Sending someone personalized content via PDF on a mobile device won’t improve loyalty if the client has to pinch and pull at the document and then squint to read the tiny text.
Most marketing executives only pay lip-service to personalization — only 11.6% of firms have budgets for personalizing content. And, four of 10 of all but the very largest financial institutions have “static” sites, offering no personalization, even though 70% of consumers say personalized content influences their loyalty.
Personalizing content is not just about checking a box or being part of the latest hip marketing trend. After Apple
opened its App Store in 2008, countless companies rushed to have a mobile app, but many were failures if the app served no specific business rationale.
Three basics of personalization
The three principal approaches to personalization are behavioral, segmentation and actual personalization. Deciding how to approach those three areas is informed by what goal the firm is trying to achieve. Is the objective having users spend more time engaged online? Is the goal boosting assets under management? The desired outcome helps set the direction of what combination of the three methods of personalization will get you there.
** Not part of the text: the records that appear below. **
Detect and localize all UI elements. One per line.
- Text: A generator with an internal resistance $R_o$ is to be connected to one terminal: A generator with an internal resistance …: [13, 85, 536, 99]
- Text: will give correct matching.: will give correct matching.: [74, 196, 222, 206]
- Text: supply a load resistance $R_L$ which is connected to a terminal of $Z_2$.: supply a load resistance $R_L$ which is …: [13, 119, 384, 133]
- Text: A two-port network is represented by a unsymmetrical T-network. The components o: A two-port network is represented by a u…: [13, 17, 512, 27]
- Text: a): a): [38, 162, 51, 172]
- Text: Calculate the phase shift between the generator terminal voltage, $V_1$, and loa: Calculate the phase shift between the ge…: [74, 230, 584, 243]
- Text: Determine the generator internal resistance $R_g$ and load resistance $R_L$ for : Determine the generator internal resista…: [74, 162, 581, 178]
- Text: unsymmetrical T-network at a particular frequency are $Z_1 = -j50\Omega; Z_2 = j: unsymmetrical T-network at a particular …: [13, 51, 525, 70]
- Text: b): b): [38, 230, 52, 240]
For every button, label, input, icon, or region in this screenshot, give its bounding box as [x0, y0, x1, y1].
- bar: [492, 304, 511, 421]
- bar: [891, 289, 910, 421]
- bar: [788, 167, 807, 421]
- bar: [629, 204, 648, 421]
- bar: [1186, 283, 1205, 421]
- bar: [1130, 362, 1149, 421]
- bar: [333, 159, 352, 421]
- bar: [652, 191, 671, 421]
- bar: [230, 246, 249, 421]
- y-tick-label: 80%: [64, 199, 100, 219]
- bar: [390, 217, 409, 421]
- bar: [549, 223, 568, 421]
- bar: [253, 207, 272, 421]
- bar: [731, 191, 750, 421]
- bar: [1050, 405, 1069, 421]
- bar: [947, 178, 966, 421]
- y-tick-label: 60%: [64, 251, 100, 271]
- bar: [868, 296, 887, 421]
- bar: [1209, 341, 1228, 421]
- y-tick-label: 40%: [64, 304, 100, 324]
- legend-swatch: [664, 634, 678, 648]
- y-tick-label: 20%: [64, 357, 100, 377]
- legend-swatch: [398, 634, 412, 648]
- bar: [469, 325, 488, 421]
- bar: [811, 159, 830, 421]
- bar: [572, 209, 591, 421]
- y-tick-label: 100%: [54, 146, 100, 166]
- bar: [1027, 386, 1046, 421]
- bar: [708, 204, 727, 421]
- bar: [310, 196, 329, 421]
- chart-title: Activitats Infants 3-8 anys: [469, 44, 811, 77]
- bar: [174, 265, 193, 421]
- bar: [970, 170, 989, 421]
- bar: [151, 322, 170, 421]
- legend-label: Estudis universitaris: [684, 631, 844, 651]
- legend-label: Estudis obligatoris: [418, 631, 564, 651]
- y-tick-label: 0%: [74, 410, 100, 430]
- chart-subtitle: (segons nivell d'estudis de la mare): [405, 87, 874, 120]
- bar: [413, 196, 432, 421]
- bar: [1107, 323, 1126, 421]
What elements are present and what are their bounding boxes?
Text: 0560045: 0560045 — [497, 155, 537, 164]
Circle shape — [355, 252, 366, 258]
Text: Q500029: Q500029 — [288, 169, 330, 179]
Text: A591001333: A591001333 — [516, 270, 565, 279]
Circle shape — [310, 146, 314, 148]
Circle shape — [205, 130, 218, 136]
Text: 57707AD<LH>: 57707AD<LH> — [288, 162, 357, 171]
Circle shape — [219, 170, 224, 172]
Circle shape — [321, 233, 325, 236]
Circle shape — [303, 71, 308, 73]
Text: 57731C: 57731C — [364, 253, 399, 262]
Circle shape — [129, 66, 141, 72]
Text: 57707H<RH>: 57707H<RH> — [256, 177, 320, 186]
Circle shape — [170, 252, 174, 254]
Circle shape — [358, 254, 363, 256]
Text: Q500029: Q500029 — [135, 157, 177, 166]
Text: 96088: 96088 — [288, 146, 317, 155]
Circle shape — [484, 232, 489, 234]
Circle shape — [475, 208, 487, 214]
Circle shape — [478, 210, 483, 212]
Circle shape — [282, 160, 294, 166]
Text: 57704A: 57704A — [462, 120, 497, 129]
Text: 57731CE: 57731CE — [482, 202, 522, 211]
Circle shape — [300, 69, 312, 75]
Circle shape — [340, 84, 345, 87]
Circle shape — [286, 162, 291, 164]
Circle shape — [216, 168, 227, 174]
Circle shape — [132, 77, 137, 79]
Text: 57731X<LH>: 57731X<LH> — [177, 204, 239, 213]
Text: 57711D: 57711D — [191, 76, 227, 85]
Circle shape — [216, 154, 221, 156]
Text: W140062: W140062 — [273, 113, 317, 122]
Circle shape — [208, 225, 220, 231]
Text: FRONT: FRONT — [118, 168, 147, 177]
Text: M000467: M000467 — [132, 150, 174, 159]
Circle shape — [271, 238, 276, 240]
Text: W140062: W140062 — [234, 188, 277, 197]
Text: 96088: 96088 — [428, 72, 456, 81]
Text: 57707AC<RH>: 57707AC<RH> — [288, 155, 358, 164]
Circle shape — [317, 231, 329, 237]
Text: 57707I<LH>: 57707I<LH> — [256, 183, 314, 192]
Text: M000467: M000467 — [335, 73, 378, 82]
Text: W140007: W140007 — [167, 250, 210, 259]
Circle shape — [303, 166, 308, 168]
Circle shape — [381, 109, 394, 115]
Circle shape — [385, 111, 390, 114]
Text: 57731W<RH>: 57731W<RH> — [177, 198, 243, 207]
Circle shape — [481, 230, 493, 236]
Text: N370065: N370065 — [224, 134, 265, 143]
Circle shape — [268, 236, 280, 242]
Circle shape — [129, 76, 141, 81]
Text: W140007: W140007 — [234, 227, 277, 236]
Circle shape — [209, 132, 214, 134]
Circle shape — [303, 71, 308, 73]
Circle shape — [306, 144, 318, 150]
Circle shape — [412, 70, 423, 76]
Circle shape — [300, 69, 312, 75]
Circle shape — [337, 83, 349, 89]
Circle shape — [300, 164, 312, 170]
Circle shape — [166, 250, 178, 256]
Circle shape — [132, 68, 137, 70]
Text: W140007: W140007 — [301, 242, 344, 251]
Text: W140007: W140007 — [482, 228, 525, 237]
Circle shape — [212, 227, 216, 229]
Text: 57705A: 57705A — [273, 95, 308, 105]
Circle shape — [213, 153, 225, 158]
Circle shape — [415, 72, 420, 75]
Behavioral personalization responds to the user taking certain actions by offering differing experiences. We see this in our everyday lives with apps like Facebook
that know what articles we click on, how long we dwell on each and whether we comment, like or share. That informs an algorithm that picks what articles surface next for you. Similarly, if a customer goes to a wealth-management app and reads news stories about commodities every day, the app could prioritize more of those stories and push analyst research on commodities.
Segmentation personalization places types of people into subsets of the entire audience, offering each a modified experience. In financial services, that’s often done by self-identification. Are you a novice or experienced investor? Do you prefer active or passive portfolio management? What is your risk profile and your investment horizon?
Actual personalization drills deeper than your current balance, drawing on what the firm knows about you, the client. For example, a client who bought a South African ETF in 2016 that he felt was undervalued as a result of the Ebola scare could be served up content about the investment outlook in southern Africa.
As personalization matures, it has shifted from simple behavioral and segmentation techniques and transformed into more actual personalization. The best way to build a trusted relationship with the user is to offer a different navigation or workflow based on the client’s segment, populated with content based on data-driven personalization, and optimized based on the client’s actual behavior.
Don’t make clients ask for data
Financial-services clients have grown tired of having to log on to a web site to find a subscription center to set their triggers, specify delivery preferences and their desired frequency of alerts. They want content without asking for it. For example, Fitbit
buzzes on your wrist when you hit 10,000 steps for the day, not because they picked some magic number, but because the American Heart Association has set that as a heart-healthy goal.
The challenge for financial firms is figuring out what personalized information clients might similarly want pushed to them. Should they be alerted if their portfolio is overweighted in one particular stock or sector?
The specific business goals of personalization will change from firm to firm, but all companies should aim to achieve three things: inspiration, validation of the client’s views and facilitating easier transactions.
Personalization does not require a massive platform overhaul, but should start with one small change at a time. That can mean giving clients a new dynamic module with links to what the firm believes are the most relevant tools for that client. Measuring the results of that experiment will suggest what steps to take next, quickly and easily moving change in the right direction.
As the Chinese proverb says, “A journey of a thousand miles begins with a single step.”
Bethany Baer is chief technology officer of IHS Markit Digital.